2.5 pounds of pickling cucumbers (try to avoid anything with a thick, waxy skin. Any other kind will do as well as other vegetables like carrots or greenbeans.)
2 cups apple cider vinegar
2.5 cups of water
1 Tbsp. sugar
2 Tbsp. kosher salt (Do not use table or iodized salt, it has additives that will change your pickles.)
1 bunch fresh dill
6 garlic cloves, peeled
3 tsp. dill seed
1 1/2 tsp. black peppercorns
¾ tsp. red chili flakes
3, pint size mason jars with lids and rings
Wash your jars, lids and rings in hot soapy water and rinse well. Set your oven to the “warm” setting or 180 degrees. Place your rinsed jars in the oven until ready to fill. Place your lids and rings in a small pot of simmering water until ready to use.

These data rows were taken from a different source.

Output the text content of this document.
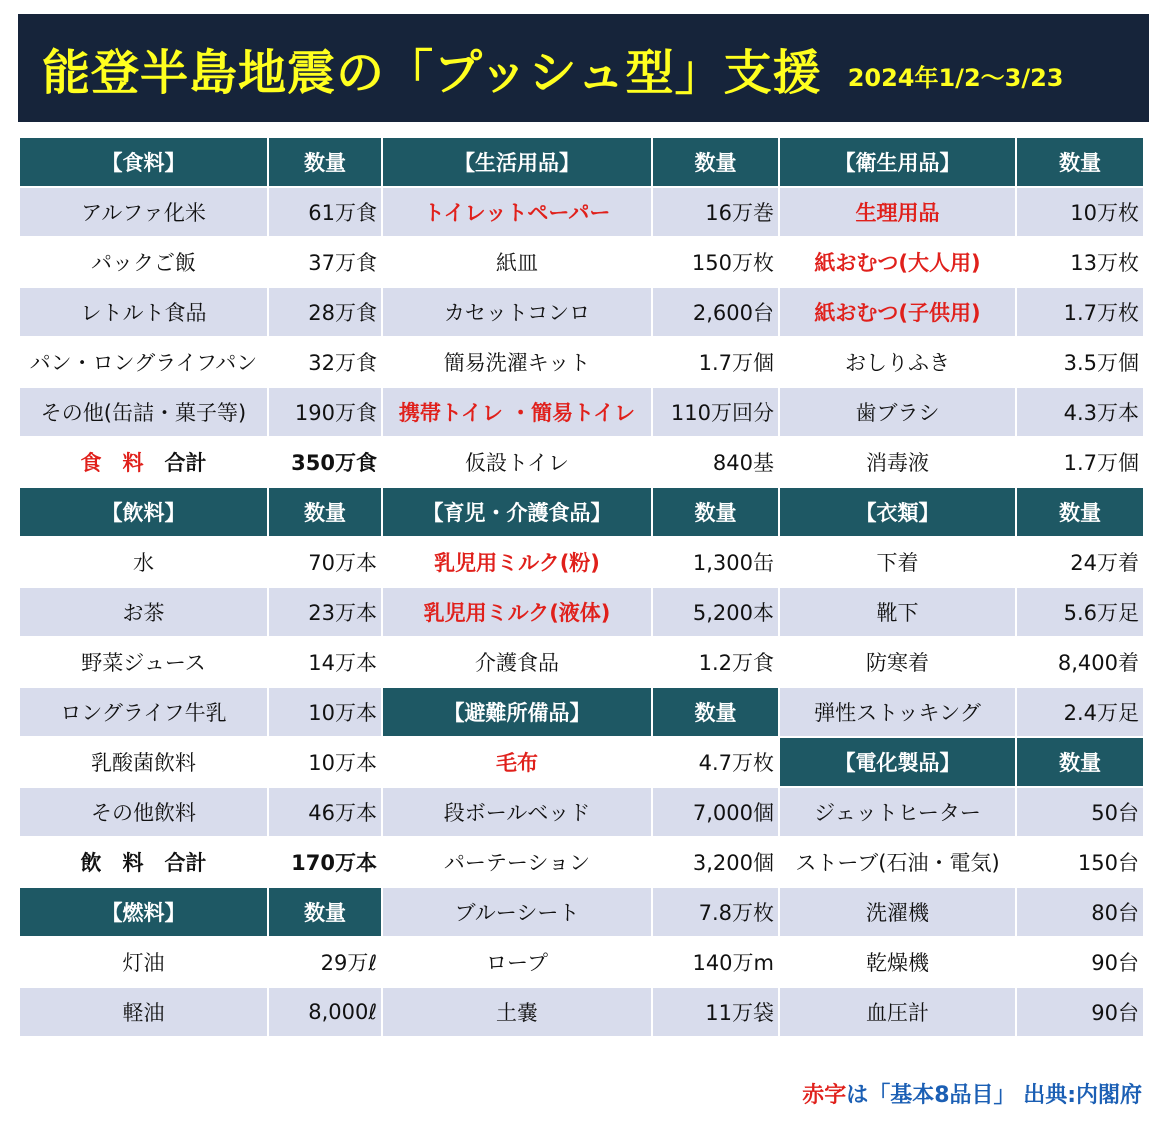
能登半島地震の「プッシュ型」支援 2024年1/2〜3/23
【食料】	数量	【生活用品】	数量	【衛生用品】	数量
アルファ化米	61万食	トイレットペーパー	16万巻	生理用品	10万枚
パックご飯	37万食	紙皿	150万枚	紙おむつ(大人用)	13万枚
レトルト食品	28万食	カセットコンロ	2,600台	紙おむつ(子供用)	1.7万枚
パン・ロングライフパン	32万食	簡易洗濯キット	1.7万個	おしりふき	3.5万個
その他(缶詰・菓子等)	190万食	携帯トイレ ・簡易トイレ	110万回分	歯ブラシ	4.3万本
食　料　合計	350万食	仮設トイレ	840基	消毒液	1.7万個
【飲料】	数量	【育児・介護食品】	数量	【衣類】	数量
水	70万本	乳児用ミルク(粉)	1,300缶	下着	24万着
お茶	23万本	乳児用ミルク(液体)	5,200本	靴下	5.6万足
野菜ジュース	14万本	介護食品	1.2万食	防寒着	8,400着
ロングライフ牛乳	10万本	【避難所備品】	数量	弾性ストッキング	2.4万足
乳酸菌飲料	10万本	毛布	4.7万枚	【電化製品】	数量
その他飲料	46万本	段ボールベッド	7,000個	ジェットヒーター	50台
飲　料　合計	170万本	パーテーション	3,200個	ストーブ(石油・電気)	150台
【燃料】	数量	ブルーシート	7.8万枚	洗濯機	80台
灯油	29万ℓ	ロープ	140万m	乾燥機	90台
軽油	8,000ℓ	土嚢	11万袋	血圧計	90台
赤字は「基本8品目」 出典:内閣府
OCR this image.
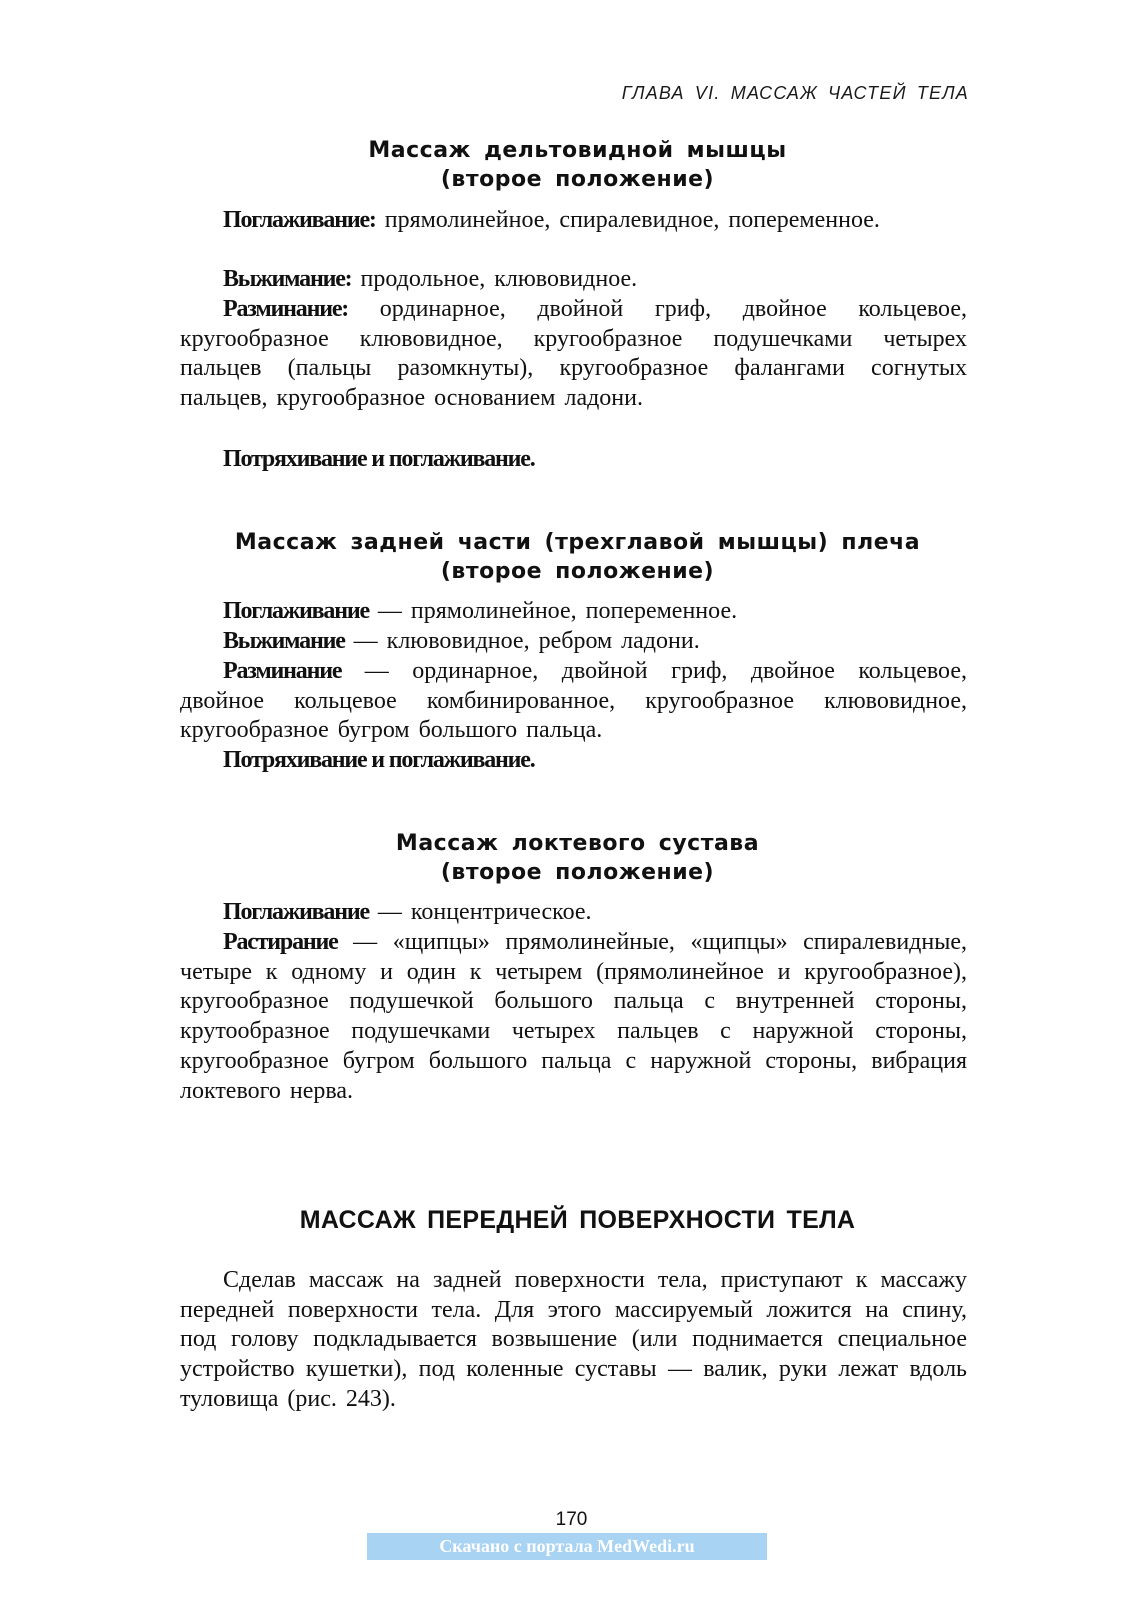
ГЛАВА VI. МАССАЖ ЧАСТЕЙ ТЕЛА
Массаж дельтовидной мышцы
(второе положение)

Поглаживание: прямолинейное, спиралевидное, попеременное.

Выжимание: продольное, клювовидное.

Разминание: ординарное, двойной гриф, двойное кольцевое, кругообразное клювовидное, кругообразное подушечками четырех пальцев (пальцы разомкнуты), кругообразное фалангами согнутых пальцев, кругообразное основанием ладони.

Потряхивание и поглаживание.

Массаж задней части (трехглавой мышцы) плеча
(второе положение)

Поглаживание — прямолинейное, попеременное.

Выжимание — клювовидное, ребром ладони.

Разминание — ординарное, двойной гриф, двойное кольцевое, двойное кольцевое комбинированное, кругообразное клювовидное, кругообразное бугром большого пальца.

Потряхивание и поглаживание.

Массаж локтевого сустава
(второе положение)

Поглаживание — концентрическое.

Растирание — «щипцы» прямолинейные, «щипцы» спиралевидные, четыре к одному и один к четырем (прямолинейное и кругообразное), кругообразное подушечкой большого пальца с внутренней стороны, крутообразное подушечками четырех пальцев с наружной стороны, кругообразное бугром большого пальца с наружной стороны, вибрация локтевого нерва.

МАССАЖ ПЕРЕДНЕЙ ПОВЕРХНОСТИ ТЕЛА

Сделав массаж на задней поверхности тела, приступают к массажу передней поверхности тела. Для этого массируемый ложится на спину, под голову подкладывается возвышение (или поднимается специальное устройство кушетки), под коленные суставы — валик, руки лежат вдоль туловища (рис. 243).

170
Скачано с портала MedWedi.ru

Wash and prepare your cucumbers by trimming the ends and then slicing into ¼ inch thick rounds or quartering them lengthwise to create spears. Make sure your spears are no more than 4 inches long so that they can fit into the jars.
In a 2 quart saucepan, add the vinegar, water, sugar, and salt. Bring to a boil over medium-high heat.
Once your pickle brine starts to simmer, carefully pull your jars from the oven and place on a towel. In each jar, add:
• 2 garlic cloves
• 1 tsp. dill seed
• ½ tsp. black peppercorns
• ¼ tsp chili flakes
• 2 sprigs of fresh dill
Add your cucumbers to each jar, making sure to pack them tightly without smashing them. Add a sprig of fresh dill on top while leaving a ¼ headspace below the rim.
Slowly pour your boiling brine into each jar, over the cucumbers. Use a funnel if you need to. Make sure the veggies are covered in brine and that you still have a ¼ inch headspace.
Wipe the rims with a damp paper towel. Place a lid on each jar and a ring. Gently tighten the ring.
If you plan on eating them soon, you’re all done! After they cool, store them in your refrigerator and enjoy for up to a month.
If you would like to store them longer, move on to canning. Fill a large pot with water and bring to a boil. (The pot should be big enough to hold all three jars without touching each other and have few inches of clearance at the top.)
Carefully place your pickle jars into the boiling water using a jar lifter or rubber coated tongs and make sure there is at least an inch of water above the jars. Gently boil them for 10 minutes.
Carefully lift each jar out of the boiling water and place back on the towel to cool. Your jars should “pop” within the next half hour to signal that they have safely sealed. Any jars that don’t seal can be stored in the refrigerator and eaten within the next month.